Толлин очень вежливо поклонился и еще вежливее сказал:
— Мне очень приятно, Геннадий Павлович, быть приглашенным в полевую почту. Это так подходит для моего роста. Но, Геннадий Павлович, мне надо прийти в себя после того, что случилось…
— А что именно, мой дружок? — спросил необыкновенно участливо, будто и не зная, что произошло.
— Екатерина Матвеевна моя тетя. Та самая тетя Катя, о которой я так много рассказывал вам…
— Ах! — схватился за голову Вахтеров. — Как затуманила мне голову война… Да, да, да… Теперь тебе нужно быть с тетушкой, успокоить ее. И забыть самому эту подлую историю, которой нет названия.
Толлину был подарен небольшой браунинг и коробка патронов к нему. Маврикий не отказался. Как можно было отказаться от подарка командующего, да еще от такого, который может пригодиться в трудную минуту.
Сонечка, не выпускавшая из виду Маврикия, встретила его на плотине, и он рассказал ей о встрече с Вахтеровым. Это обрадовало Соню.
— А я боялась, что тебя не будут больше пускать на третий этаж.
— Напротив. Я теперь могу считаться награжденным оружием самим командующим. — Он показал ей браунинг и спросил: — Долго ли?

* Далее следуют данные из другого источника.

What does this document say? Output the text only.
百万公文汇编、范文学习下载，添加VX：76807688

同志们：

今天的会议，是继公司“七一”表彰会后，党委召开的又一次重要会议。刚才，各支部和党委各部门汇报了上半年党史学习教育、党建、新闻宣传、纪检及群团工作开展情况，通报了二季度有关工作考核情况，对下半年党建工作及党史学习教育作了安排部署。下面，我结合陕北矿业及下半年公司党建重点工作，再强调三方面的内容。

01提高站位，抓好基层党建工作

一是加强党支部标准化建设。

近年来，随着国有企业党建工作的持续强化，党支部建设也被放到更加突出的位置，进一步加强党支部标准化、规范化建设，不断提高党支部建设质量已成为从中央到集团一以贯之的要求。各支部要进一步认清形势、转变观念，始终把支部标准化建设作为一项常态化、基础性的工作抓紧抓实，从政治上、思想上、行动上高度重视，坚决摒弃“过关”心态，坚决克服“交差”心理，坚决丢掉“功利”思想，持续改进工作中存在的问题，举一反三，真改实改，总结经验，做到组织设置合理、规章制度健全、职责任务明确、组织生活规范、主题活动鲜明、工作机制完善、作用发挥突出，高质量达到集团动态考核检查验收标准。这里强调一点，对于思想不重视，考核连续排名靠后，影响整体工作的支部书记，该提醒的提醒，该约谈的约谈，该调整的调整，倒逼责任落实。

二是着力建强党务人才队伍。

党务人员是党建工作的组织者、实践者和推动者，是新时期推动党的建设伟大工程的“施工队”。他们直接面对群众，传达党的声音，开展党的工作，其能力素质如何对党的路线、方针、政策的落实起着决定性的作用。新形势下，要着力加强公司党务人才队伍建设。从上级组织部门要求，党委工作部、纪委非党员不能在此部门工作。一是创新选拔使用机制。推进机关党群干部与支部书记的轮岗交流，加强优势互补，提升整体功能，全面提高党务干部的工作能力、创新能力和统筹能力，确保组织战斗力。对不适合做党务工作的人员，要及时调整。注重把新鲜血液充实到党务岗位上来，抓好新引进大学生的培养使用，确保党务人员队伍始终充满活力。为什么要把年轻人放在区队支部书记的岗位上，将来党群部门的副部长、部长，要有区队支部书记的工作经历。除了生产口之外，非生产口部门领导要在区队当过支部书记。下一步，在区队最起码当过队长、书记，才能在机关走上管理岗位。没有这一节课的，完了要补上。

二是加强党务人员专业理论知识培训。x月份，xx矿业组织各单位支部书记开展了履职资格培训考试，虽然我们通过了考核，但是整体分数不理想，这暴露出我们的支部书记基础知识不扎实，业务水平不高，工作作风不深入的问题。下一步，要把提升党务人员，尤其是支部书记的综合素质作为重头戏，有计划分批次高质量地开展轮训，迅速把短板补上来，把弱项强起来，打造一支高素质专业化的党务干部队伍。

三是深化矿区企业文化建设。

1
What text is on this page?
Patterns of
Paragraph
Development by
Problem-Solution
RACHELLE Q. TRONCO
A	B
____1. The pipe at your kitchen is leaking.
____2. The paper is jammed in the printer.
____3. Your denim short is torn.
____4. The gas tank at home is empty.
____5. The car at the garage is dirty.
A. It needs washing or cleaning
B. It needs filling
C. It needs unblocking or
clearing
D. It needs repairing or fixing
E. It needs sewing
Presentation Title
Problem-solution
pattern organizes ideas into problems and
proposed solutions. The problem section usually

Соня и на этот раз ответила уклончиво:
— Я думаю, на этих днях.
Она не могла сказать, что еще нужно было предупредить Валерия Всеволодовича, или Кулемина, или хотя бы Лосева о дне и часе взрыва, чтобы они в последний час перед взрывом отошли как можно дальше от брандмауэрной стены и отвели других, а потом объявили побег.
Соня не могла сказать, что Ефим Петрович Самовольников давно уже принимает меры, чтоб предупредить арестованных. Самовольников должен был осуществить один из трех способов предупреждения заключенных.
Первый, менее надежный, но вполне осуществимый способ — это передача через доктора Комарова, проверявшего для видимости состояние здоровья заключенных в камерах. Он должен передать шифрованную записку Тихомирову.
Второй способ состоял в том, что престарелая Матушкина, находясь в крайне тяжелом состоянии, хочет увидеться с любимой дочерью Еленой. Что тоже вероятно, хотя и сомнительно. В этом случае Сонечка Краснобаева, ухаживающая за больной, передаст ей о дне и часе взрыва.
И наконец, третий способ — это подвыпивший Самовольников попадет в камеры.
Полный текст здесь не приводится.